Edil, acho que toda a questão da imagem do astrólogo passa pelo entendimento do que é ou seria o Oráculo. A gente pode explicar, desmistificar, mas, em termos gerais, o que vem à mente das pessoas é a imagem do Astrólogo que prevê. "O Senhor dos Destinos". Nostradamus está assim no imaginário popular.
Recentemente, naquele filme chatíssimo (muita filosofia, pouca arte) chamado "Matrix", a imagem do Oráculo foi reatualizada. A Oráculo até serviu bolinhos ao Neo e pergunta: "O vaso teria caído se eu não tivesse te alertado?" ou algo parecido. Enfim, o Oráculo sabe tudo!!!
O nosso queridíssimo Raul Seixas, não sei se ajudado por Paulo Coelho, ajudou a firmar a idéia do Astrólogo como Senhor dos Destinos, com aquela música que diz: "Eu sou astrólogo/ conheço a história do princípio ao fim/ eu sou astrólogo/ você precisa acreditar em mim".
Em Tristão e Isolda há uma passagem onde o traído procura um astrólogo. E este o orienta como fazer para descobrir a verdade sobre a sua amada. O astrólogo aí é mostrado como dedo-duro. Engraçado, porque a nossa linda Luma de Oliveira, naquele episódio com o bombeiro, ligou para este, segundo as más línguas, do celular do seu astrólogo particular. O astrólogo a dedurou. Isso que dá confiar em astrólogo-bibelô.
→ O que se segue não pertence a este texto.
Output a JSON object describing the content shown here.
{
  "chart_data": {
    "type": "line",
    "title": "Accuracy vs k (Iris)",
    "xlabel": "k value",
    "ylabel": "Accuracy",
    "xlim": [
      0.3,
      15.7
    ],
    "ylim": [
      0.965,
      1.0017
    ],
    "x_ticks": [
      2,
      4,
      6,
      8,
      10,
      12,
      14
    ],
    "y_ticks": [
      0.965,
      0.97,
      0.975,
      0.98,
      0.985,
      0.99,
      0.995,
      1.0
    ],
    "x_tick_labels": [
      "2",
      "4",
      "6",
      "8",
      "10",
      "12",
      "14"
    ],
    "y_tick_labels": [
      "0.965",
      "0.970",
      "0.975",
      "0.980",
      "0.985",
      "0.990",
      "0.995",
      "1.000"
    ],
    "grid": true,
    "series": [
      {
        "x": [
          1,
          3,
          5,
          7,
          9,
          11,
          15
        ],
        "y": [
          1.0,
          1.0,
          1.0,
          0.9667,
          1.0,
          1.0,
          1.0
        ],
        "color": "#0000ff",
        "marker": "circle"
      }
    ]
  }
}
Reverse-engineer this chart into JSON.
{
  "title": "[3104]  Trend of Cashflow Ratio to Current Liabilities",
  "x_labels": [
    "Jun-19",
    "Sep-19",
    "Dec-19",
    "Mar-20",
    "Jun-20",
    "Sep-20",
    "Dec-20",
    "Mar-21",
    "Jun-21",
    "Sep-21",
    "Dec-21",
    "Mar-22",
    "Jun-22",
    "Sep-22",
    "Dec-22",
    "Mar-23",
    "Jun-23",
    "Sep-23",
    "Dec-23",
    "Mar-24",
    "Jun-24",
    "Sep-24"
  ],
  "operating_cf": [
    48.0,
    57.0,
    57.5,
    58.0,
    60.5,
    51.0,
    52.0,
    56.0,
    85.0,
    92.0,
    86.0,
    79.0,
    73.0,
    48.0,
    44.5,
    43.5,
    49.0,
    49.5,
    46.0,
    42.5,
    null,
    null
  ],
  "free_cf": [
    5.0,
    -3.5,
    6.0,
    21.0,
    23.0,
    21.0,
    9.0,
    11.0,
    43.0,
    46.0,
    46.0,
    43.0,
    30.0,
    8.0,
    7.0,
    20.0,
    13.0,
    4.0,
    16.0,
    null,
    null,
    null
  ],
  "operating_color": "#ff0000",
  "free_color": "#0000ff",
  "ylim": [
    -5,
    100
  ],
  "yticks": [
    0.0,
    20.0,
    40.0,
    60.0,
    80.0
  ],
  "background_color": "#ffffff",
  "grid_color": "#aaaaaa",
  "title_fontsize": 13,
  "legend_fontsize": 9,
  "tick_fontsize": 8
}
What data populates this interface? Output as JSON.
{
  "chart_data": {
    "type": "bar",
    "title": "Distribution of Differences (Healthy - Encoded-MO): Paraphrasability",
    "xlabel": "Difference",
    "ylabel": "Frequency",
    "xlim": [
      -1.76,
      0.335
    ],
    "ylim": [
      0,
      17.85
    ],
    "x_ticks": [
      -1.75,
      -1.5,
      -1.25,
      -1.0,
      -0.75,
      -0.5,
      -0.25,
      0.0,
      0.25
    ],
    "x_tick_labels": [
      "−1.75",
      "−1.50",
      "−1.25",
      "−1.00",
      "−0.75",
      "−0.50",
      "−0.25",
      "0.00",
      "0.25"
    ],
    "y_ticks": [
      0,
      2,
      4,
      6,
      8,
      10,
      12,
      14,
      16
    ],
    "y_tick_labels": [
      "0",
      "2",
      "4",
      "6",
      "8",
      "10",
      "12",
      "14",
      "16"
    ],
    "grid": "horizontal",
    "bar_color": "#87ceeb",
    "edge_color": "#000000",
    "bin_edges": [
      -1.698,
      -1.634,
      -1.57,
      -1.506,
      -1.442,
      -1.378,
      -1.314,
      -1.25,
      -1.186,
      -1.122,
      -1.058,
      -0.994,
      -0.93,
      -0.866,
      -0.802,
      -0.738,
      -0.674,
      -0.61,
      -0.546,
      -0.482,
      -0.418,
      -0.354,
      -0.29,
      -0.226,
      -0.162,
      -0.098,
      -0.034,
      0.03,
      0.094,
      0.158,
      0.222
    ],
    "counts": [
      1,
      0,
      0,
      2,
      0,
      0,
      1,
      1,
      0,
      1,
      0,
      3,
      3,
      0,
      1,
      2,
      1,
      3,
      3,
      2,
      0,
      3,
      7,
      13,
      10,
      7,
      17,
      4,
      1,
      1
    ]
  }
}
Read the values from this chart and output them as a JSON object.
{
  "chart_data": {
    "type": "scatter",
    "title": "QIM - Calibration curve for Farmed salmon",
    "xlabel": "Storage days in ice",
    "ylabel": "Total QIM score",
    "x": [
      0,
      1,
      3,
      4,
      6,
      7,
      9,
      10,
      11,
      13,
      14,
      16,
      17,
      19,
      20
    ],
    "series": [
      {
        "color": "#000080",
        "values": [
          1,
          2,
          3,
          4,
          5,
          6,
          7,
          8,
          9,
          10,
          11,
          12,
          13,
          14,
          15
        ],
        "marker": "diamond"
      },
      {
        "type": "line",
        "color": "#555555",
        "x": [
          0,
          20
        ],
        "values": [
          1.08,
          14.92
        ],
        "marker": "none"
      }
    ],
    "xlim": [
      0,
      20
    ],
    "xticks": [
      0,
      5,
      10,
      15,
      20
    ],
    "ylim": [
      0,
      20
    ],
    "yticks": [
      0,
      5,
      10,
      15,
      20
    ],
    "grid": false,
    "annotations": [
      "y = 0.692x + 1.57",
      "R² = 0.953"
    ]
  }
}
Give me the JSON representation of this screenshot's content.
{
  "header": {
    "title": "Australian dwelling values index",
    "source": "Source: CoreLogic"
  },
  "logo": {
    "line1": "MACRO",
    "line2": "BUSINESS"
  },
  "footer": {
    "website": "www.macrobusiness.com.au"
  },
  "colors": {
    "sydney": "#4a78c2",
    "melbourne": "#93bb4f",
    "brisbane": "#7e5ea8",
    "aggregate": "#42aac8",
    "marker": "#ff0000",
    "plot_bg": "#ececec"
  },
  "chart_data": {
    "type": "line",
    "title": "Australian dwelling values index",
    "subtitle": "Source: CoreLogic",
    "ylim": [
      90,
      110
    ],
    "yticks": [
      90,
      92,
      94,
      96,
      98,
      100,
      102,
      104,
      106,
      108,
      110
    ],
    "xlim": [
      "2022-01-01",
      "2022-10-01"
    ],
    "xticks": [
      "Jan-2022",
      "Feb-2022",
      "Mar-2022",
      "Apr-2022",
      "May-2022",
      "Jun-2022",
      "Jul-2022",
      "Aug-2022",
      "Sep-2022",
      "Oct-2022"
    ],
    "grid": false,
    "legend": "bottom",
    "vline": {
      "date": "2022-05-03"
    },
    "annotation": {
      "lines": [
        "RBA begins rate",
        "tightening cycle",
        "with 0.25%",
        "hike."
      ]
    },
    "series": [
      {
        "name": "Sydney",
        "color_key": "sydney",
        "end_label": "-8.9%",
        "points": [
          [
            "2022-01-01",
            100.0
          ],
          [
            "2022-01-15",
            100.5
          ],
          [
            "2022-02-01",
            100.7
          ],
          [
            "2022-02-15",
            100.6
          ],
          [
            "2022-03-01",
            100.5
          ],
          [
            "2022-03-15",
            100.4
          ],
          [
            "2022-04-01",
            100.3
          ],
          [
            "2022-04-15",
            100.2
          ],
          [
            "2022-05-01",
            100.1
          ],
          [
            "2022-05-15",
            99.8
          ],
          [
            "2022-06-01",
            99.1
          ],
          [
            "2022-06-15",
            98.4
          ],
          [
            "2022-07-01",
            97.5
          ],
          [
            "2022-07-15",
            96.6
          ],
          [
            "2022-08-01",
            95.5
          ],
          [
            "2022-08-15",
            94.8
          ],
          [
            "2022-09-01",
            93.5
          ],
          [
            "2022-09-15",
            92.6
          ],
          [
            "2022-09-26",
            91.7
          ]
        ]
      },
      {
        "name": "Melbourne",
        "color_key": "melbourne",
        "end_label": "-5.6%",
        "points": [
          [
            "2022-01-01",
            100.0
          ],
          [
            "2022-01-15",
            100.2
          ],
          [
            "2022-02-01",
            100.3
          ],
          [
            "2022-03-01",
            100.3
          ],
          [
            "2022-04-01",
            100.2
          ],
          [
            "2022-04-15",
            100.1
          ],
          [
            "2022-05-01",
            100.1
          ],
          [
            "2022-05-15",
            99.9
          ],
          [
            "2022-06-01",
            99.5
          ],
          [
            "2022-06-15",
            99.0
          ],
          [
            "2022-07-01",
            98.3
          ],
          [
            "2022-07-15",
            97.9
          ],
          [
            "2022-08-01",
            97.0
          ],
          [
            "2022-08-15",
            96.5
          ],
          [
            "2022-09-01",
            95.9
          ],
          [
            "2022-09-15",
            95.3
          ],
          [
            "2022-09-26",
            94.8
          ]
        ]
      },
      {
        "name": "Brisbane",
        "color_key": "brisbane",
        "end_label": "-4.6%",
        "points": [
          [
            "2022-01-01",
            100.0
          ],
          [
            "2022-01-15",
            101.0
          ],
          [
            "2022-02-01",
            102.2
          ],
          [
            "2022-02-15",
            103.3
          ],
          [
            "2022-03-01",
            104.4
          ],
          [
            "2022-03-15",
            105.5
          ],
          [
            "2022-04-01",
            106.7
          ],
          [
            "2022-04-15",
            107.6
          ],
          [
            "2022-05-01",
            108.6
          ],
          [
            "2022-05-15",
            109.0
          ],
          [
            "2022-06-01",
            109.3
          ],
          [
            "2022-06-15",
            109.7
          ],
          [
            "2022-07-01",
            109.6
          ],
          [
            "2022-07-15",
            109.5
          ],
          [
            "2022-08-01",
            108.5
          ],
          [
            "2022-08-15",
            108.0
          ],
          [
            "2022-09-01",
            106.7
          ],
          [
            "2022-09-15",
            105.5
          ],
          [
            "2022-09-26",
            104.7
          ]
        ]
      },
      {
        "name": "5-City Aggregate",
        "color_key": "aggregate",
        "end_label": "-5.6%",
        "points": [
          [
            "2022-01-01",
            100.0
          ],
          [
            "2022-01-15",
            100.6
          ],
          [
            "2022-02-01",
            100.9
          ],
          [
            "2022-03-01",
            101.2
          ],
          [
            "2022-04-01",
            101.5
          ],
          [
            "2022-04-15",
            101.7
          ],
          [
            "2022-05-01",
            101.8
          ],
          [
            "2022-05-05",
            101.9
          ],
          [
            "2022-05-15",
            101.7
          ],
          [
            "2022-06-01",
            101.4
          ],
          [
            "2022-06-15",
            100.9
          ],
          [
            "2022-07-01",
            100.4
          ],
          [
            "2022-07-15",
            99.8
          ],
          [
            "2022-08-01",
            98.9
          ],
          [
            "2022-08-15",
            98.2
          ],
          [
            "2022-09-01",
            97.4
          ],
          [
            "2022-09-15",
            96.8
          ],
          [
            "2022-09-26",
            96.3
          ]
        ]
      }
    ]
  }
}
Outra imagem aí, forte no imaginário popular, é a do Walter Mercado. Que dispensa comentários. Mas quero fazer apenas um: o Oráculo não vem atrás do consulente. É ao contrário, entende? E ele fazia tudo "errado" com aquele negócio: Ligue Djá! Só há um tipo de oráculo que vai atrás da "vítima": o cigano. Sabe aquela história de cigana pedindo pra ler a mão? Pois é. Por favor, isso não é um insulto ao povo cigano. Apenas uma observação.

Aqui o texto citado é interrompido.